En una enorme mayoría de casos, los acomplejados son «aspirantes» y «asimilados», que miran con ojos de deseo a la decadente aristocracia local y que secretamente intentan imitar sus costumbres, emular su poder y ocupar sus lugares de privilegio ancestral.
Entre ellos los hay forasteros y forasteras (algunos de largo arraigo), pero también los hay oriundos del más variado pelaje.
Lo intentan pero no lo consiguen. Tropiezan con enormes dificultades; no tanto porque sus esfuerzos no sean idóneos, sino más bien porque el «grupo principal», a pesar de su visible deterioro (económico, pero fundamentalmente intelectual) y de la catástrofe propiciada por algunos matrimonios desafortunados, arrastra todavía una bien merecida fama de cerrado, elitista y excluyente.
Desde hace algún tiempo, hablan con desprecio de la aristocracia salteña, no tanto quienes históricamente han sufrido sus excesos y son víctimas indefensas de su poder incontrolado, sino aquellos que pretenden sustituirla.
Esta malquerencia es propia de quienes alguna vez pensaron que haciendo buenos negocios, mejorando su nivel educativo y obteniendo una posición económica boyante podrían llegar a obtener lo que otros obtuvieron solo por el nacimiento.
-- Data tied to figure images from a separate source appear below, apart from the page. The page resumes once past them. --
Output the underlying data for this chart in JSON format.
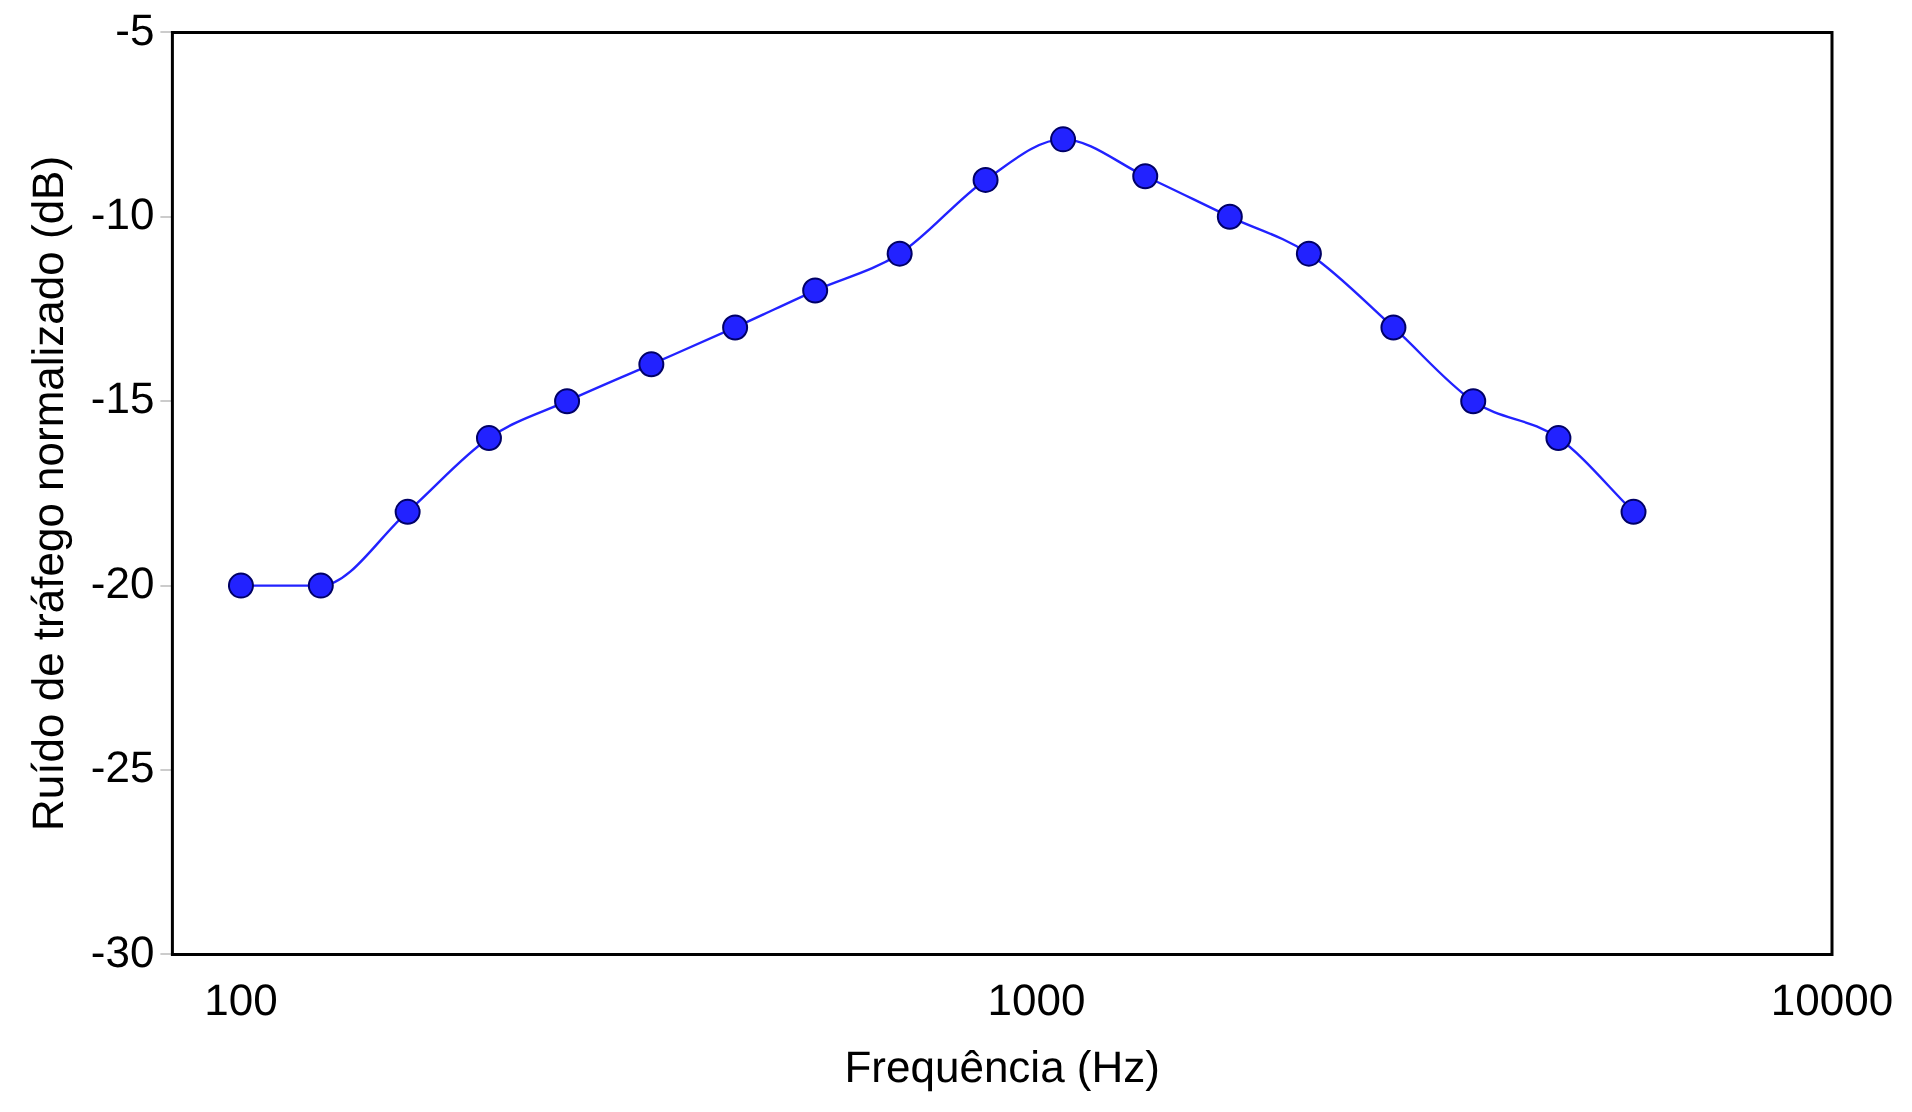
{
  "chart_data": {
    "type": "line",
    "xlabel": "Frequência (Hz)",
    "ylabel": "Ruído de tráfego normalizado (dB)",
    "log": "x",
    "xlim": [
      82,
      10000
    ],
    "xticks": [
      100,
      1000,
      10000
    ],
    "ylim": [
      -30,
      -5
    ],
    "yticks": [
      -30,
      -25,
      -20,
      -15,
      -10,
      -5
    ],
    "grid": false,
    "legend": false,
    "marker": "circle",
    "line_style": "solid",
    "x": [
      100,
      126,
      162,
      205,
      257,
      328,
      418,
      527,
      673,
      863,
      1080,
      1370,
      1750,
      2200,
      2810,
      3540,
      4530,
      5630
    ],
    "series": [
      {
        "color": "#2222ff",
        "values": [
          -20,
          -20,
          -18,
          -16,
          -15,
          -14,
          -13,
          -12,
          -11,
          -9,
          -7.9,
          -8.9,
          -10,
          -11,
          -13,
          -15,
          -16,
          -18
        ]
      }
    ]
  }
}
Son estos, los eternos aspirantes, y no las clases populares, los que acostumbran a dividir arbitrariamente a la sociedad en «cholos» y «chinos».
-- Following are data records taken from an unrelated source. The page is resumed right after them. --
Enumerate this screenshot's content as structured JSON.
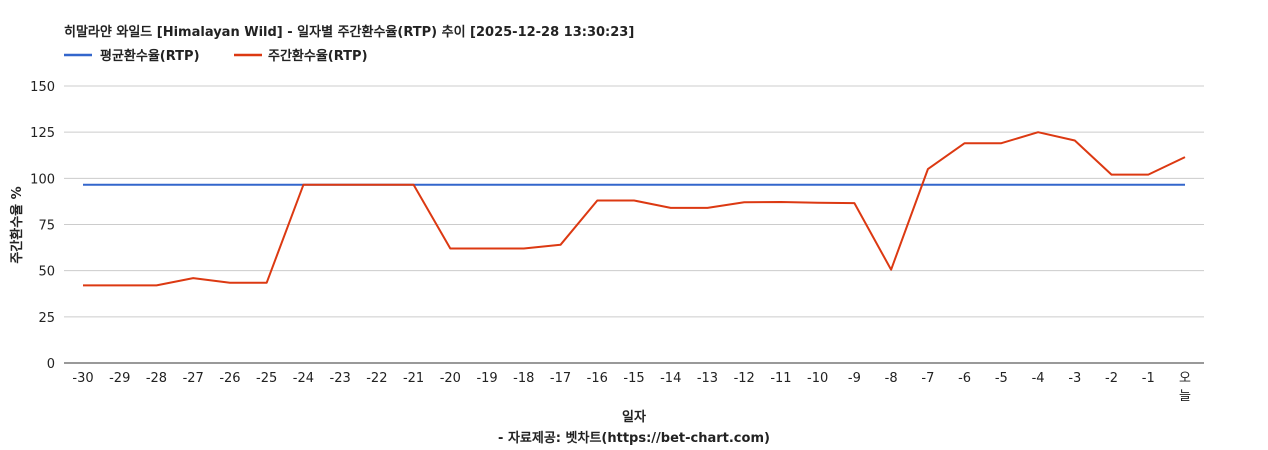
{
  "chart_data": {
    "type": "line",
    "title": "히말라얀 와일드 [Himalayan Wild] - 일자별 주간환수율(RTP) 추이 [2025-12-28 13:30:23]",
    "xlabel": "일자",
    "ylabel": "주간환수율 %",
    "footer": "- 자료제공: 벳차트(https://bet-chart.com)",
    "ylim": [
      0,
      150
    ],
    "yticks": [
      "0",
      "25",
      "50",
      "75",
      "100",
      "125",
      "150"
    ],
    "grid": true,
    "legend_position": "top-left",
    "categories": [
      "-30",
      "-29",
      "-28",
      "-27",
      "-26",
      "-25",
      "-24",
      "-23",
      "-22",
      "-21",
      "-20",
      "-19",
      "-18",
      "-17",
      "-16",
      "-15",
      "-14",
      "-13",
      "-12",
      "-11",
      "-10",
      "-9",
      "-8",
      "-7",
      "-6",
      "-5",
      "-4",
      "-3",
      "-2",
      "-1",
      "오늘"
    ],
    "series": [
      {
        "name": "평균환수율(RTP)",
        "color": "#3366cc",
        "values": [
          96.5,
          96.5,
          96.5,
          96.5,
          96.5,
          96.5,
          96.5,
          96.5,
          96.5,
          96.5,
          96.5,
          96.5,
          96.5,
          96.5,
          96.5,
          96.5,
          96.5,
          96.5,
          96.5,
          96.5,
          96.5,
          96.5,
          96.5,
          96.5,
          96.5,
          96.5,
          96.5,
          96.5,
          96.5,
          96.5,
          96.5
        ]
      },
      {
        "name": "주간환수율(RTP)",
        "color": "#dc3912",
        "values": [
          42,
          42,
          42,
          46,
          43.5,
          43.5,
          96.5,
          96.5,
          96.5,
          96.5,
          62,
          62,
          62,
          64,
          88,
          88,
          84,
          84,
          87,
          87.2,
          86.8,
          86.6,
          50.5,
          105,
          119,
          119,
          125,
          120.5,
          102,
          102,
          111.5
        ]
      }
    ]
  }
}
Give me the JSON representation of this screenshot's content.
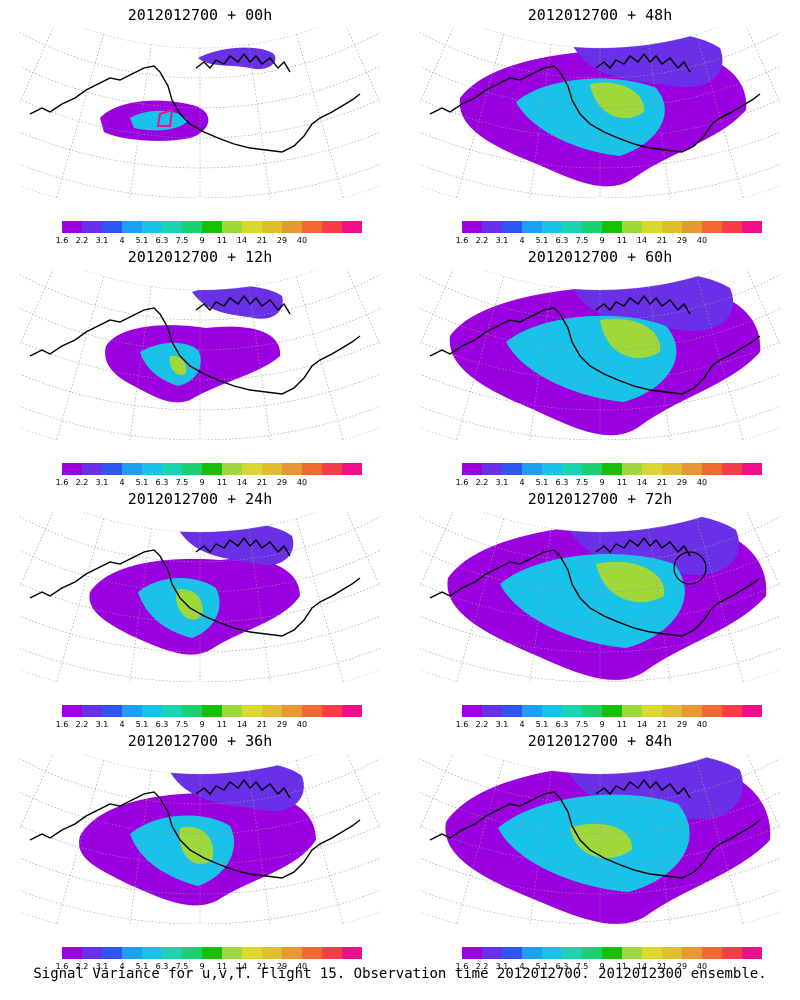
{
  "panels": [
    {
      "title": "2012012700 + 00h",
      "level": 0
    },
    {
      "title": "2012012700 + 48h",
      "level": 4
    },
    {
      "title": "2012012700 + 12h",
      "level": 1
    },
    {
      "title": "2012012700 + 60h",
      "level": 5
    },
    {
      "title": "2012012700 + 24h",
      "level": 2
    },
    {
      "title": "2012012700 + 72h",
      "level": 6
    },
    {
      "title": "2012012700 + 36h",
      "level": 3
    },
    {
      "title": "2012012700 + 84h",
      "level": 7
    }
  ],
  "colorbar": {
    "colors": [
      "#9b00e0",
      "#6a30e8",
      "#2f56f0",
      "#1e9ef5",
      "#18c2e8",
      "#1ad3b0",
      "#1ad070",
      "#18c000",
      "#9ed83a",
      "#d8d830",
      "#e0bc30",
      "#e89830",
      "#f06a30",
      "#f53c48",
      "#f0108a"
    ],
    "labels": [
      "1.6",
      "2.2",
      "3.1",
      "4",
      "5.1",
      "6.3",
      "7.5",
      "9",
      "11",
      "14",
      "21",
      "29",
      "40"
    ]
  },
  "footer": "Signal Variance for u,v,T. Flight 15. Observation time 2012012700. 2012012300 ensemble."
}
Pero el ascensor social no funciona en Salta como algunos esperan y desean.
La clase prominente -antaño visceralmente antiperonista- hoy profesa un sospechoso peronismo «de la primera hora»; y aunque sus portavoces se empeñan en decir que defienden los intereses de los más humildes y que su misión en la vida consiste en satisfacer las necesidades de los más desfavorecidos, en la práctica solo se defienden a ellos mismos, como lo vienen haciendo desde hace 300 años.
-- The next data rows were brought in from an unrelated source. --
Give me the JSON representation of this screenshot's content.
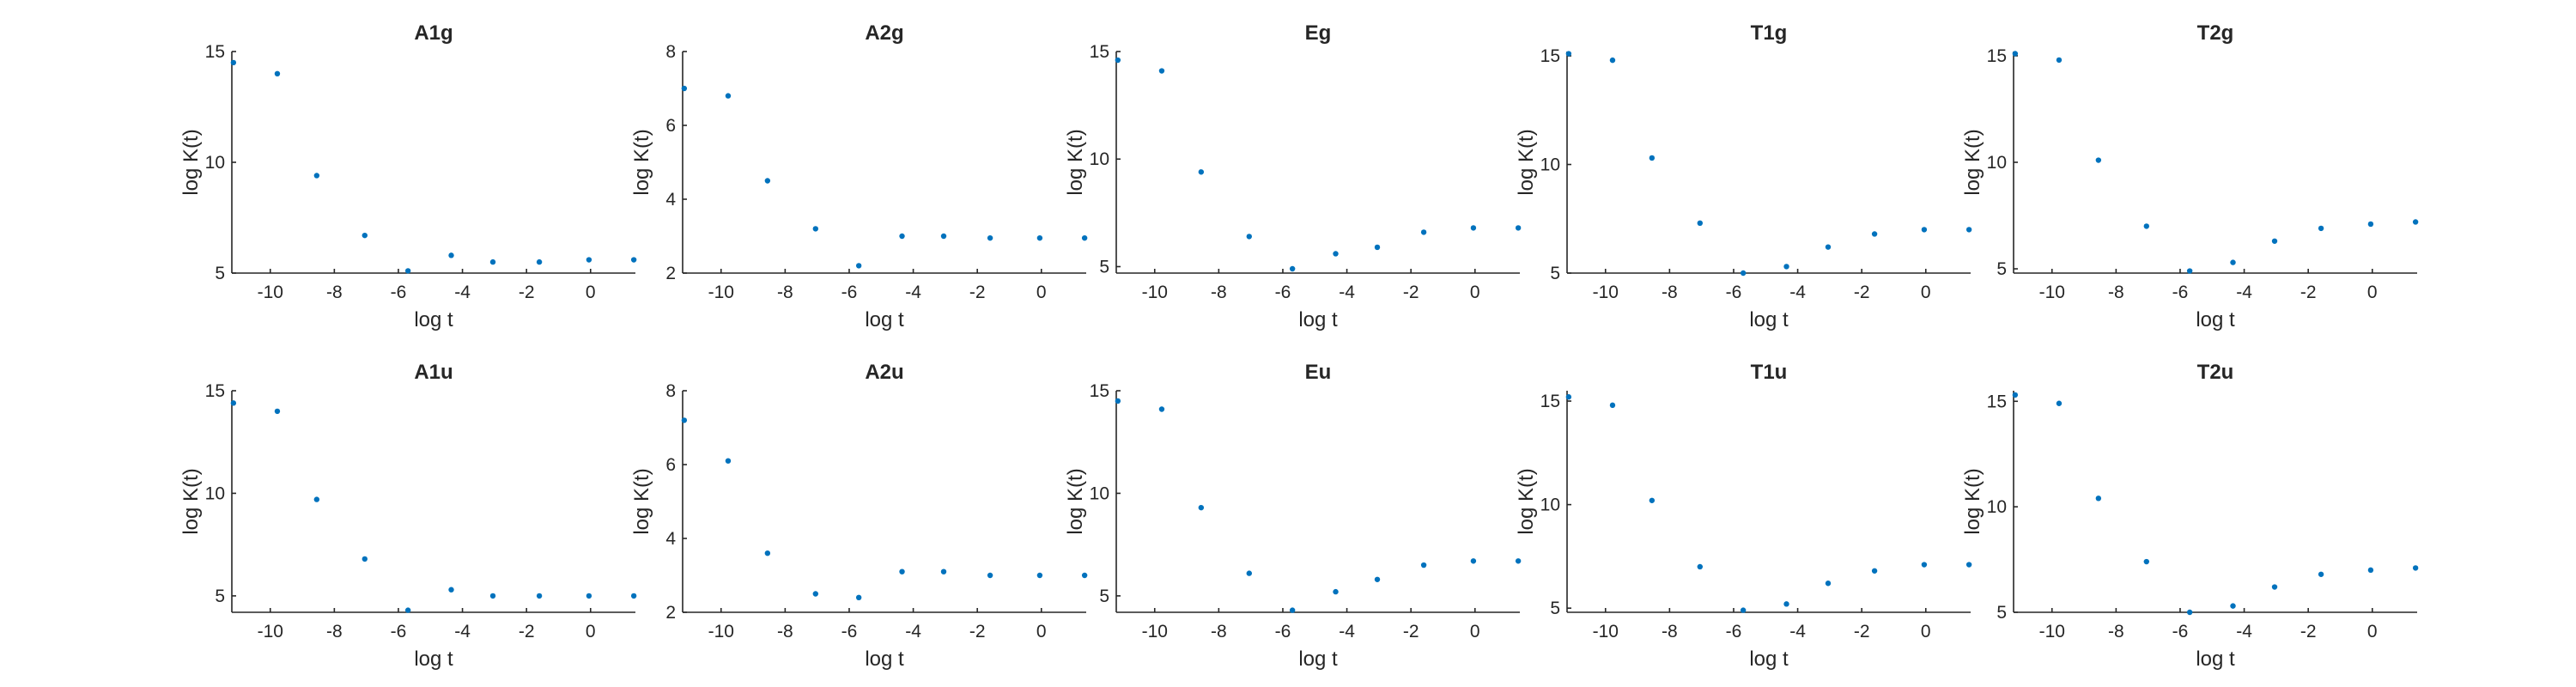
{
  "chart_data": [
    {
      "type": "scatter",
      "title": "A1g",
      "xlabel": "log t",
      "ylabel": "log K(t)",
      "xlim": [
        -11.2,
        1.4
      ],
      "ylim": [
        5,
        15
      ],
      "xticks": [
        -10,
        -8,
        -6,
        -4,
        -2,
        0
      ],
      "yticks": [
        5,
        10,
        15
      ],
      "series": [
        {
          "x": [
            -11.15,
            -9.78,
            -8.55,
            -7.05,
            -5.7,
            -4.35,
            -3.05,
            -1.6,
            -0.05,
            1.35
          ],
          "y": [
            14.5,
            14.0,
            9.4,
            6.7,
            5.1,
            5.8,
            5.5,
            5.5,
            5.6,
            5.6
          ]
        }
      ]
    },
    {
      "type": "scatter",
      "title": "A2g",
      "xlabel": "log t",
      "ylabel": "log K(t)",
      "xlim": [
        -11.2,
        1.4
      ],
      "ylim": [
        2,
        8
      ],
      "xticks": [
        -10,
        -8,
        -6,
        -4,
        -2,
        0
      ],
      "yticks": [
        2,
        4,
        6,
        8
      ],
      "series": [
        {
          "x": [
            -11.15,
            -9.78,
            -8.55,
            -7.05,
            -5.7,
            -4.35,
            -3.05,
            -1.6,
            -0.05,
            1.35
          ],
          "y": [
            7.0,
            6.8,
            4.5,
            3.2,
            2.2,
            3.0,
            3.0,
            2.95,
            2.95,
            2.95
          ]
        }
      ]
    },
    {
      "type": "scatter",
      "title": "Eg",
      "xlabel": "log t",
      "ylabel": "log K(t)",
      "xlim": [
        -11.2,
        1.4
      ],
      "ylim": [
        4.7,
        15
      ],
      "xticks": [
        -10,
        -8,
        -6,
        -4,
        -2,
        0
      ],
      "yticks": [
        5,
        10,
        15
      ],
      "series": [
        {
          "x": [
            -11.15,
            -9.78,
            -8.55,
            -7.05,
            -5.7,
            -4.35,
            -3.05,
            -1.6,
            -0.05,
            1.35
          ],
          "y": [
            14.6,
            14.1,
            9.4,
            6.4,
            4.9,
            5.6,
            5.9,
            6.6,
            6.8,
            6.8
          ]
        }
      ]
    },
    {
      "type": "scatter",
      "title": "T1g",
      "xlabel": "log t",
      "ylabel": "log K(t)",
      "xlim": [
        -11.2,
        1.4
      ],
      "ylim": [
        5,
        15.2
      ],
      "xticks": [
        -10,
        -8,
        -6,
        -4,
        -2,
        0
      ],
      "yticks": [
        5,
        10,
        15
      ],
      "series": [
        {
          "x": [
            -11.15,
            -9.78,
            -8.55,
            -7.05,
            -5.7,
            -4.35,
            -3.05,
            -1.6,
            -0.05,
            1.35
          ],
          "y": [
            15.1,
            14.8,
            10.3,
            7.3,
            5.0,
            5.3,
            6.2,
            6.8,
            7.0,
            7.0
          ]
        }
      ]
    },
    {
      "type": "scatter",
      "title": "T2g",
      "xlabel": "log t",
      "ylabel": "log K(t)",
      "xlim": [
        -11.2,
        1.4
      ],
      "ylim": [
        4.8,
        15.2
      ],
      "xticks": [
        -10,
        -8,
        -6,
        -4,
        -2,
        0
      ],
      "yticks": [
        5,
        10,
        15
      ],
      "series": [
        {
          "x": [
            -11.15,
            -9.78,
            -8.55,
            -7.05,
            -5.7,
            -4.35,
            -3.05,
            -1.6,
            -0.05,
            1.35
          ],
          "y": [
            15.1,
            14.8,
            10.1,
            7.0,
            4.9,
            5.3,
            6.3,
            6.9,
            7.1,
            7.2
          ]
        }
      ]
    },
    {
      "type": "scatter",
      "title": "A1u",
      "xlabel": "log t",
      "ylabel": "log K(t)",
      "xlim": [
        -11.2,
        1.4
      ],
      "ylim": [
        4.2,
        15
      ],
      "xticks": [
        -10,
        -8,
        -6,
        -4,
        -2,
        0
      ],
      "yticks": [
        5,
        10,
        15
      ],
      "series": [
        {
          "x": [
            -11.15,
            -9.78,
            -8.55,
            -7.05,
            -5.7,
            -4.35,
            -3.05,
            -1.6,
            -0.05,
            1.35
          ],
          "y": [
            14.4,
            14.0,
            9.7,
            6.8,
            4.3,
            5.3,
            5.0,
            5.0,
            5.0,
            5.0
          ]
        }
      ]
    },
    {
      "type": "scatter",
      "title": "A2u",
      "xlabel": "log t",
      "ylabel": "log K(t)",
      "xlim": [
        -11.2,
        1.4
      ],
      "ylim": [
        2,
        8
      ],
      "xticks": [
        -10,
        -8,
        -6,
        -4,
        -2,
        0
      ],
      "yticks": [
        2,
        4,
        6,
        8
      ],
      "series": [
        {
          "x": [
            -11.15,
            -9.78,
            -8.55,
            -7.05,
            -5.7,
            -4.35,
            -3.05,
            -1.6,
            -0.05,
            1.35
          ],
          "y": [
            7.2,
            6.1,
            3.6,
            2.5,
            2.4,
            3.1,
            3.1,
            3.0,
            3.0,
            3.0
          ]
        }
      ]
    },
    {
      "type": "scatter",
      "title": "Eu",
      "xlabel": "log t",
      "ylabel": "log K(t)",
      "xlim": [
        -11.2,
        1.4
      ],
      "ylim": [
        4.2,
        15
      ],
      "xticks": [
        -10,
        -8,
        -6,
        -4,
        -2,
        0
      ],
      "yticks": [
        5,
        10,
        15
      ],
      "series": [
        {
          "x": [
            -11.15,
            -9.78,
            -8.55,
            -7.05,
            -5.7,
            -4.35,
            -3.05,
            -1.6,
            -0.05,
            1.35
          ],
          "y": [
            14.5,
            14.1,
            9.3,
            6.1,
            4.3,
            5.2,
            5.8,
            6.5,
            6.7,
            6.7
          ]
        }
      ]
    },
    {
      "type": "scatter",
      "title": "T1u",
      "xlabel": "log t",
      "ylabel": "log K(t)",
      "xlim": [
        -11.2,
        1.4
      ],
      "ylim": [
        4.8,
        15.5
      ],
      "xticks": [
        -10,
        -8,
        -6,
        -4,
        -2,
        0
      ],
      "yticks": [
        5,
        10,
        15
      ],
      "series": [
        {
          "x": [
            -11.15,
            -9.78,
            -8.55,
            -7.05,
            -5.7,
            -4.35,
            -3.05,
            -1.6,
            -0.05,
            1.35
          ],
          "y": [
            15.2,
            14.8,
            10.2,
            7.0,
            4.9,
            5.2,
            6.2,
            6.8,
            7.1,
            7.1
          ]
        }
      ]
    },
    {
      "type": "scatter",
      "title": "T2u",
      "xlabel": "log t",
      "ylabel": "log K(t)",
      "xlim": [
        -11.2,
        1.4
      ],
      "ylim": [
        5,
        15.5
      ],
      "xticks": [
        -10,
        -8,
        -6,
        -4,
        -2,
        0
      ],
      "yticks": [
        5,
        10,
        15
      ],
      "series": [
        {
          "x": [
            -11.15,
            -9.78,
            -8.55,
            -7.05,
            -5.7,
            -4.35,
            -3.05,
            -1.6,
            -0.05,
            1.35
          ],
          "y": [
            15.3,
            14.9,
            10.4,
            7.4,
            5.0,
            5.3,
            6.2,
            6.8,
            7.0,
            7.1
          ]
        }
      ]
    }
  ],
  "colors": {
    "marker": "#0072BD",
    "axis": "#262626",
    "background": "#ffffff"
  }
}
El «ascensor peronista» detiene su marcha cuando alcanza una altura peligrosa para los intereses de los sorprendentes defensores de los derechos de los humildes.
Luchar por una Salta más igualitaria y menos clasista no requiere tanto aborrecer a la aristocracia ni sustituir una oligarquía por otra, como mejorar las instituciones y evitar que ellas sirvan como herramienta para la perpetuación de las diferencias, como ocurre actualmente con el Poder Judicial.
Por eso, la condena del exintendente de Campo Quijano, más que una revancha contra una clase determinada, más que para la reprobación de una familia o para la estigmatización de un apellido, sirve para que nos ilusionemos con que la institución judicial -pensada para defender las libertades de todos los ciudadanos, sin distinción ninguna- cumpla de una vez con su alta misión constitucional de asegurar el imperio de la Ley, sin mirar quién deba pagar por transgredirla.